Email is the familiar form of phishing, but there’s an ongoing criminal campaign that follows a different, arguably subtler avenue of approach: the corporate contact form. Abnormal Security has found that the BazarBackdoor is being distributed through this social engineering technique that succeeds in bypassing email filters.
Instead of sending phishing emails to the targets, the threat actors first use corporate contact forms to initiate communication. BleepingComputer describes how the process works:
“For example, in one of the cases seen by Abnormal's analysts, the threat actors posed as employees at a Canadian construction company who submitted a request for a product supply quote.
“After the employee responds to the phishing email, the attackers send back a malicious ISO file supposedly relevant to the negotiation.
“Since sending these files directly is impossible or would trigger security alerts, the threat actors use file-sharing services like TransferNow and WeTransfer as automated email screening improves (and the improvements have been significant) criminals will adapt and move to new vectors.”
Abnormal Security, who’s been tracking this trend, describes the advantages the criminals see in this approach. “There are two primary purposes for choosing this method for initial communication.
- “It disguises the communication as a request that could be reasonably expected to be received through an online request form.
- “It circumvents potential email defenses since the request would be delivered through a legitimate sender and does not contain any malicious content.”

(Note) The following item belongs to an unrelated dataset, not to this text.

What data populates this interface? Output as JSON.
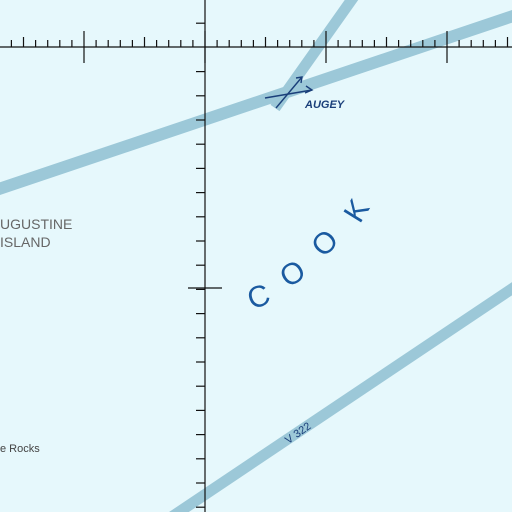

The backdoor being deployed by the threat actor is typically used to deploy BazarLoader malware against the victims, and that suggests who’s responsible. “Based on our analysis,” Abnormal Security writes, “we determined that these attacks were attempting to deploy BazarLoader malware. BazarLoader is most closely associated with the cybercrime group known as Wizard Spider, credited with developing the Trickbot banking trojan and Conti ransomware.”
As automated email filtering gets better at screening for phishing attempts, criminals respond by looking for attack techniques that evade those tools. Abuse of corporate contact forms is one such technique. New-school security awareness training can give your employees the educated suspicion that will enable them to avoid falling for the attacks that get through the filters you’ve deployed to protect them.